Все равно. Все равно. Нельзя сделать, чтобы не было бывшего. Не для осуждения, не для мести надо вспоминать его, понимать его, держать в уме. Но в бывшем – теперешнее, а главное – будущее. Сказка, которую еще будут рассказывать…
Те же окна, тот же свет в них золотой, улица та же:
Прощайте, родные,Прощайте, друзья,Прощай, дорогаяНевеста моя…
Аня болтает, граммофон журчит напротив. Я не слышу. У меня кошмар будущего. И мне кажется – идут, идут за окнами невидимые полки, текут в закат и тают –
Прощайте, друзья,Прощай, дорогаяРоссия моя!
1923
Задумчивый странник
О Розанове*
«Странник, только странник, везде только странник…»
«Иду. Иду. Иду… Даже «несет», а не иду. Что-то «стихийное, а не человеческое».
«Во мне есть чудовищное: это моя задумчивость».
(Уединенное)Часть первая
1 Василий Васильевич РозановЧто еще писать о Розанове?
Он сам о себе написал.
И так написал, как никто до него не мог и после него не сможет, потому что…
Очень много «потому что». Но вот главное: потому что он был до такой степени не в ряд других людей, до такой степени стоял не между ними, а около них, что его скорее можно назвать «явлением», нежели «человеком». И уж никак не «писателем», – что он за писатель! Писанье, или, по его слову, «выговариванье», было у него просто функцией. Организм дышит, и делает это дело необыкновенно хорошо, точно и постоянно. Так Розанов писал – «выговаривал» – все, что ощущал, и все, что в себе видел, а глядел он в себя постоянно, пристально.

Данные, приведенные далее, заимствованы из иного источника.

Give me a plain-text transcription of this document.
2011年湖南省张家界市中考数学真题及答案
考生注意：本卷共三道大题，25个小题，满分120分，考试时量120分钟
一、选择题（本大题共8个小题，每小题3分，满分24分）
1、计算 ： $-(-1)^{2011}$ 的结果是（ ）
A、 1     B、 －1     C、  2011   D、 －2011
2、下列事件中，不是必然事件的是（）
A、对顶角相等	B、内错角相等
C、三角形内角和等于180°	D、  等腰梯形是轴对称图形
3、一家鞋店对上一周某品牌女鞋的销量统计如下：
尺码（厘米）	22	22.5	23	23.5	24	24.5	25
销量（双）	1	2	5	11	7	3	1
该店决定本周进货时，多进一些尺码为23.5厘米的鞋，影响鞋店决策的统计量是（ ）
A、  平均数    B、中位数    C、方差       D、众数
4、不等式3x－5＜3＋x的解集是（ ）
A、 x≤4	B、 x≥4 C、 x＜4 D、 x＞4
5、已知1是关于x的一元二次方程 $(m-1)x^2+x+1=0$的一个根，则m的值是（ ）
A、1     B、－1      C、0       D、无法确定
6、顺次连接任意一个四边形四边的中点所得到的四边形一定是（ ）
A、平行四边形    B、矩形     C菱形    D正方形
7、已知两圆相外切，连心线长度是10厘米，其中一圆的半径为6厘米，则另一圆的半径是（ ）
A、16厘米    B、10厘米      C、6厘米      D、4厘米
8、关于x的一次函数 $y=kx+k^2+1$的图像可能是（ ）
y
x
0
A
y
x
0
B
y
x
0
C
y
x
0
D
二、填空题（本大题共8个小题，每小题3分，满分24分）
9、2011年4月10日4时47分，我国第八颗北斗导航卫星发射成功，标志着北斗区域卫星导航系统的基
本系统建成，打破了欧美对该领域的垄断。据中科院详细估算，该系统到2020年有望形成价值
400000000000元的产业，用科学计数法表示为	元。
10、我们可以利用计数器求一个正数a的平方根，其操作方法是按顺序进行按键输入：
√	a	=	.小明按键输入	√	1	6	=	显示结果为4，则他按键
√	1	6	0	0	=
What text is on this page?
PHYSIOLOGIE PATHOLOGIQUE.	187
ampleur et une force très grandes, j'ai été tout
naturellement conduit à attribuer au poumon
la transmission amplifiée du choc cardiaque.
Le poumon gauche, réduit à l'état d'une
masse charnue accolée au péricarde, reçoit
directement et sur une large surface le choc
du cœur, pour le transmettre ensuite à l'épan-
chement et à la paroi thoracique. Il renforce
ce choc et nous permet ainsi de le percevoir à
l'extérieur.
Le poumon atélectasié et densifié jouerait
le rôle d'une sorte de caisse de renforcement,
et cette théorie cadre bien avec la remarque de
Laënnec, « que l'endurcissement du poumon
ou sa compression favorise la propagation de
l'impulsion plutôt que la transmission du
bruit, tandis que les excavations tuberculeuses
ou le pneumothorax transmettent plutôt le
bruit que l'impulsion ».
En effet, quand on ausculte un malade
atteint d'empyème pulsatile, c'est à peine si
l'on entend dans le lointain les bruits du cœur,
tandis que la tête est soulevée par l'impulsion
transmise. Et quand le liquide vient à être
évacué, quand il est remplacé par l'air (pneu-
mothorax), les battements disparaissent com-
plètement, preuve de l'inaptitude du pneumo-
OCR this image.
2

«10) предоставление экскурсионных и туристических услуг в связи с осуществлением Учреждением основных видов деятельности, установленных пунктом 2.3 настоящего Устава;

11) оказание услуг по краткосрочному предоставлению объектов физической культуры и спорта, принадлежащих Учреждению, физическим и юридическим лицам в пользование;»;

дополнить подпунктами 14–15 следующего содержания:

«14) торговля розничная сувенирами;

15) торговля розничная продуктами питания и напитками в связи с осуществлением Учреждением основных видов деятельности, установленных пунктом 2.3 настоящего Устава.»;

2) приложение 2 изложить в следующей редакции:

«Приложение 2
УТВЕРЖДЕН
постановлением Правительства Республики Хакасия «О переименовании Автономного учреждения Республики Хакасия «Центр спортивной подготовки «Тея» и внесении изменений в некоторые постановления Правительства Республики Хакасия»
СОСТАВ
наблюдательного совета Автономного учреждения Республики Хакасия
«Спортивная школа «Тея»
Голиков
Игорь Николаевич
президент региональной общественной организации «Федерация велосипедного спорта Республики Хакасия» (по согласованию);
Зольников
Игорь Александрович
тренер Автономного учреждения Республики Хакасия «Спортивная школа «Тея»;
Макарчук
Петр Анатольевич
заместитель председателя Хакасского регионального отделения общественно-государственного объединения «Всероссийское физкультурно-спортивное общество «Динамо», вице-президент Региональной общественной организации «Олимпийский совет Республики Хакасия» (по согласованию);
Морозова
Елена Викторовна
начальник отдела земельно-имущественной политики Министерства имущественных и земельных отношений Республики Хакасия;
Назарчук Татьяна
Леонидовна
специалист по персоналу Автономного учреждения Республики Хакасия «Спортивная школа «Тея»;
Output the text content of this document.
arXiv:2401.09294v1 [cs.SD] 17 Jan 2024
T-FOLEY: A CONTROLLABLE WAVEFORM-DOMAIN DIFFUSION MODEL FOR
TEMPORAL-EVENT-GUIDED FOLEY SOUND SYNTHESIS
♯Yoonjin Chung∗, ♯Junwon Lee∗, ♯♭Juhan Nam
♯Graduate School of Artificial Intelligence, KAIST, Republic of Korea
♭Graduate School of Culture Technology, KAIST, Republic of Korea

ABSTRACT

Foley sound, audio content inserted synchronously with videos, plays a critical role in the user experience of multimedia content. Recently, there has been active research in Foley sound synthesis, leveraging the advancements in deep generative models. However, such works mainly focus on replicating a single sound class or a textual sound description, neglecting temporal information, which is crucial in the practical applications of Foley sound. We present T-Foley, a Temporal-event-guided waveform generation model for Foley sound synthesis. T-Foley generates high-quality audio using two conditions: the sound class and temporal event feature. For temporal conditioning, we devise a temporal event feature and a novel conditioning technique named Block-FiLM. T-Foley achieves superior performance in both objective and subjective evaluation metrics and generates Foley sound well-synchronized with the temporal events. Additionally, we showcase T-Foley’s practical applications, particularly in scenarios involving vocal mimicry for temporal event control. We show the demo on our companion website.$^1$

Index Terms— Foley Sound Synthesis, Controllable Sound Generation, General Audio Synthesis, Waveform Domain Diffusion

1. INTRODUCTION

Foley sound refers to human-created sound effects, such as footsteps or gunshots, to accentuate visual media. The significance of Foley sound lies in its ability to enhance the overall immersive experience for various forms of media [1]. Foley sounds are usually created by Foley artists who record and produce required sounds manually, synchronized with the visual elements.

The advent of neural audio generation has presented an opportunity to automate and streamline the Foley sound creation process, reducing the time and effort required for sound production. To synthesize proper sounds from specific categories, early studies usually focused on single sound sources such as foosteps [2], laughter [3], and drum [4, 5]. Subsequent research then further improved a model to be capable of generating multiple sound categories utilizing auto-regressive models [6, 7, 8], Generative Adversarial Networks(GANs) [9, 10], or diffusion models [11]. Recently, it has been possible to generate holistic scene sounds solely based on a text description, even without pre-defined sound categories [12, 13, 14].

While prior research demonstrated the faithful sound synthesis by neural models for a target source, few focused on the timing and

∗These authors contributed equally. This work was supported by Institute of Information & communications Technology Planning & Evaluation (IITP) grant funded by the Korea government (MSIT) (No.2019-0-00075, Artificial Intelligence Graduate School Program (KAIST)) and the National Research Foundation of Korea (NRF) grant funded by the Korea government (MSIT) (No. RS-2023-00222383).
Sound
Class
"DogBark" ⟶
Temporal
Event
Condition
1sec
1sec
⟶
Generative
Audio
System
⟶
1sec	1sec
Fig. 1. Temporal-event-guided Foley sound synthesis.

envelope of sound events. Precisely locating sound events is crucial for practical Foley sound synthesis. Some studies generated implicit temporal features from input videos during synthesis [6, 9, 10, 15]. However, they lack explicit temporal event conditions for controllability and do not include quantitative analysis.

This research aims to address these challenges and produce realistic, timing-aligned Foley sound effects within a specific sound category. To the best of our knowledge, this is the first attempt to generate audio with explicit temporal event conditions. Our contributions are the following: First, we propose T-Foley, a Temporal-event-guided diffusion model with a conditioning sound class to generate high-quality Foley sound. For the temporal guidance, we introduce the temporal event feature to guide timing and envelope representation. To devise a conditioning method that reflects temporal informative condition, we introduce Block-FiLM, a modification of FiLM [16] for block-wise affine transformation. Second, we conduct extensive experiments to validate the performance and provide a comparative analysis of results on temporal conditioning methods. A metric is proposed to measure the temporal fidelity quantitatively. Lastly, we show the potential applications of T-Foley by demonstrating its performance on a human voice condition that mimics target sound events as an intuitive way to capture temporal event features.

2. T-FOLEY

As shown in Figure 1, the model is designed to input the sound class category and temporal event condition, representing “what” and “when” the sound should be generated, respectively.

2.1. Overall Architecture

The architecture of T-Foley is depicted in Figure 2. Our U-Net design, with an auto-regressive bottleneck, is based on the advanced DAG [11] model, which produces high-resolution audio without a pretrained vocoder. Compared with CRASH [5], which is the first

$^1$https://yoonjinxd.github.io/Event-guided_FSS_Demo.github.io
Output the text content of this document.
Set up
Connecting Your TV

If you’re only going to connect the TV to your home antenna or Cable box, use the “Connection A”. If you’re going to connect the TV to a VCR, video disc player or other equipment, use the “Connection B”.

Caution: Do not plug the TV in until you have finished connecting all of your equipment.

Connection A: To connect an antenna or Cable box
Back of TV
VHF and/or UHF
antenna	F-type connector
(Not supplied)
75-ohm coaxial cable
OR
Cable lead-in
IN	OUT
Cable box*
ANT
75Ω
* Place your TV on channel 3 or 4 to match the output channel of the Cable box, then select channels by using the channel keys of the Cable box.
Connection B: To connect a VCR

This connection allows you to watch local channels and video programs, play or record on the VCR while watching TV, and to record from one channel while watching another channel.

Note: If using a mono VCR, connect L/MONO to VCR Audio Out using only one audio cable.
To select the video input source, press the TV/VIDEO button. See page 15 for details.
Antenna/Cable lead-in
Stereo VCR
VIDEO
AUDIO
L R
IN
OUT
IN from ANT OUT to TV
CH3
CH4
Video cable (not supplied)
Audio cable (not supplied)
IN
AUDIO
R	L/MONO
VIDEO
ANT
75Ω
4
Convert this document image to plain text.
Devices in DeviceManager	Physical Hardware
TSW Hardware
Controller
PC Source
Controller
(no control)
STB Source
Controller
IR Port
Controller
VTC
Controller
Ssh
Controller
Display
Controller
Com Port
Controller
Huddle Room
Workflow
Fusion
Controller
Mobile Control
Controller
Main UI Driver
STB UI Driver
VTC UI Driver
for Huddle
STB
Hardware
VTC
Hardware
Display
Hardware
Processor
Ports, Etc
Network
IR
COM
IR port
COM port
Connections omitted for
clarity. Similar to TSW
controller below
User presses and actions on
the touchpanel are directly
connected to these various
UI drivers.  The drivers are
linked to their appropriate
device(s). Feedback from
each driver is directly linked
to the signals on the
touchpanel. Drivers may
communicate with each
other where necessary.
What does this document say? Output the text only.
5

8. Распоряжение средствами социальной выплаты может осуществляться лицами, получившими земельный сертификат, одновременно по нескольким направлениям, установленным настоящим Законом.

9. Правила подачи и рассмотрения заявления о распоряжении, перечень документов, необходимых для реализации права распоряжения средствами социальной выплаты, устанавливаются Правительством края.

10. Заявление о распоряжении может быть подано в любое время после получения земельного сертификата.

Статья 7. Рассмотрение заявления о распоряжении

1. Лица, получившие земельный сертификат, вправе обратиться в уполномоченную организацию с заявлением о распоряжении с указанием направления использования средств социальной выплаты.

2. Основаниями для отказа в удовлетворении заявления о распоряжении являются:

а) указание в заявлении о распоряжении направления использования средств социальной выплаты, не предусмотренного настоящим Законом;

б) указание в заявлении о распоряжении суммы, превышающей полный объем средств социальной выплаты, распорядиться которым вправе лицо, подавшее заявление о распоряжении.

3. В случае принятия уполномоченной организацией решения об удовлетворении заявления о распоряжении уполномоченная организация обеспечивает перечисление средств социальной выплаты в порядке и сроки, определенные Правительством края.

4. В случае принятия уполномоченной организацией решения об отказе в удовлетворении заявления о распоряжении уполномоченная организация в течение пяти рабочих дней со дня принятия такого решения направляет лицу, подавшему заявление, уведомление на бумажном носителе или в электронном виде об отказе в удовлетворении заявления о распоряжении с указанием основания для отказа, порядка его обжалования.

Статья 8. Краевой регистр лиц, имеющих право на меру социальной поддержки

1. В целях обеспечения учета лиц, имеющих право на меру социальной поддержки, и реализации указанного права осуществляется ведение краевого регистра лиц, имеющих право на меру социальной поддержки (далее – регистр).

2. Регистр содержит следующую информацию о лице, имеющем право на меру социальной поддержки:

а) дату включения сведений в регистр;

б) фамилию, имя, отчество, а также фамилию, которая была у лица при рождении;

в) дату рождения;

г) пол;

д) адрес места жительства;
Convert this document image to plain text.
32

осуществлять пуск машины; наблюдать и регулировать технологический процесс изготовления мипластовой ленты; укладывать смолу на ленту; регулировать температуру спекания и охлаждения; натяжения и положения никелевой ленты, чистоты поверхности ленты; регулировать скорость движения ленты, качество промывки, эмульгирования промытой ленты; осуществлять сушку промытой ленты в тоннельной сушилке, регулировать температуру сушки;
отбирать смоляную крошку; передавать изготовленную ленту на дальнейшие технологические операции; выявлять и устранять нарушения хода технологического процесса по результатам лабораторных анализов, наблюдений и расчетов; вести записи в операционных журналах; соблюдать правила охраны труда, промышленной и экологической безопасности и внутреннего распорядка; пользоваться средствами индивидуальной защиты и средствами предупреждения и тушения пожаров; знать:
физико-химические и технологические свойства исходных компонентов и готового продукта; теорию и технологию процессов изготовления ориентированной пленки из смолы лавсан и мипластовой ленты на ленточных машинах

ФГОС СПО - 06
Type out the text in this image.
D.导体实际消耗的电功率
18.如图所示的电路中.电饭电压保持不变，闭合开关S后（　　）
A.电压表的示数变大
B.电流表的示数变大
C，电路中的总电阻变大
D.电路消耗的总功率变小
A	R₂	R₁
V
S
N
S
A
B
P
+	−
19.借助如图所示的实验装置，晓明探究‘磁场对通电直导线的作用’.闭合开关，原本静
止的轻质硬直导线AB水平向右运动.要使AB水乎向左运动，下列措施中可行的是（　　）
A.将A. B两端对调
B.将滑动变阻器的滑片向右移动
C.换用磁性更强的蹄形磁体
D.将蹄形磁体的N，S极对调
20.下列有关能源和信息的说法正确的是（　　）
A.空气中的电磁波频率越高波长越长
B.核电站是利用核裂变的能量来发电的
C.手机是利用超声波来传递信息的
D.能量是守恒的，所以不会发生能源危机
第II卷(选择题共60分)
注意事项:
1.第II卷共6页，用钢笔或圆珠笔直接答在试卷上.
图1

Писанье у писателя – сложный процесс. Самое удачное писанье все-таки приблизительно. То есть между ощущением (или мыслью) самими по себе и потом этим же ощущением, переданным в слове – всегда есть расстояние; у Розанова нет; хорошо, плохо – но то самое, оно; само движение души.
«Всякое движение души у меня сопровождается выговариваньем», – отмечает Розанов и прибавляет просто: «Это – инстинкт».
Хотя и знает, что он не как все, но не всегда понимает, в чем дело; и, сравнивая себя с другими, то ужасается, то хочет сделать вид, что ему «наплевать». И отлично, мол, и пусть, и ничего скрывать не желаю. «Нравственность? Даже не знал никогда, через „ѣ“ или через „е“ это слово пишется».
Отсюда упреки в цинизме; справедливые – и глубоко несправедливые, ибо прилагать к Розанову общечеловеческие мерки и обычные требования по меньшей степени неразумно. Он есть редкая ценность, но, чтобы увидеть это, надо переменить точку зрения. Иначе ценность явления пропадает, и Розанов делается прав, говоря:
«Я не нужен, ни в чем я так не уверен, как в том, что я не нужен».
Он, кроме своего «я», пребывал еще где-то около себя, на ему самому неведомых глубинах.
«Иногда чувствую чудовищное в себе. И это чудовищное – моя задумчивость. Тогда в круг ее очерченности ничто не входит.
Я каменный.
А камень – чудовище…
…В задумчивости я ничего не мог делать. И с другой стороны все мог делать („Грех“).
Потом грустил: но уже было поздно. Она съела меня и все вокруг меня».
Но, конечно, соприсутствовало в Розанове и «человеческое»; он говорит и о нем с волшебным даром точности воплощения в слова. Он – явление, да, но все же человеческое явление.
Объяснять это далее – бесцельно. Розанова можно таким почувствовать, вслушиваясь в его «выговариванье», всматриваясь в его «рукописную душу». Но можно не почувствовать. И уж тогда никакие объяснения не помогут: Розанов действительно делается «не нужен».
Я буду, помня об этой, ясной для меня, розановской исключительности, говорить, однако, о нем – человеке, о том, каким он был, как он жил, об условиях, в каких мы встречались. Иногда буду прибегать к самому Розанову, к его записям о себе – ведь равных по точности слов не найдешь.
Больше я ничего не могу сделать. Жаль, нет у меня здесь ни писем его, ни ранних, ни предсмертных; и даже из книг его (воистину «рукописных», как он любил их называть) всего лишь две: «Уединенное» и I том «Опавших листьев».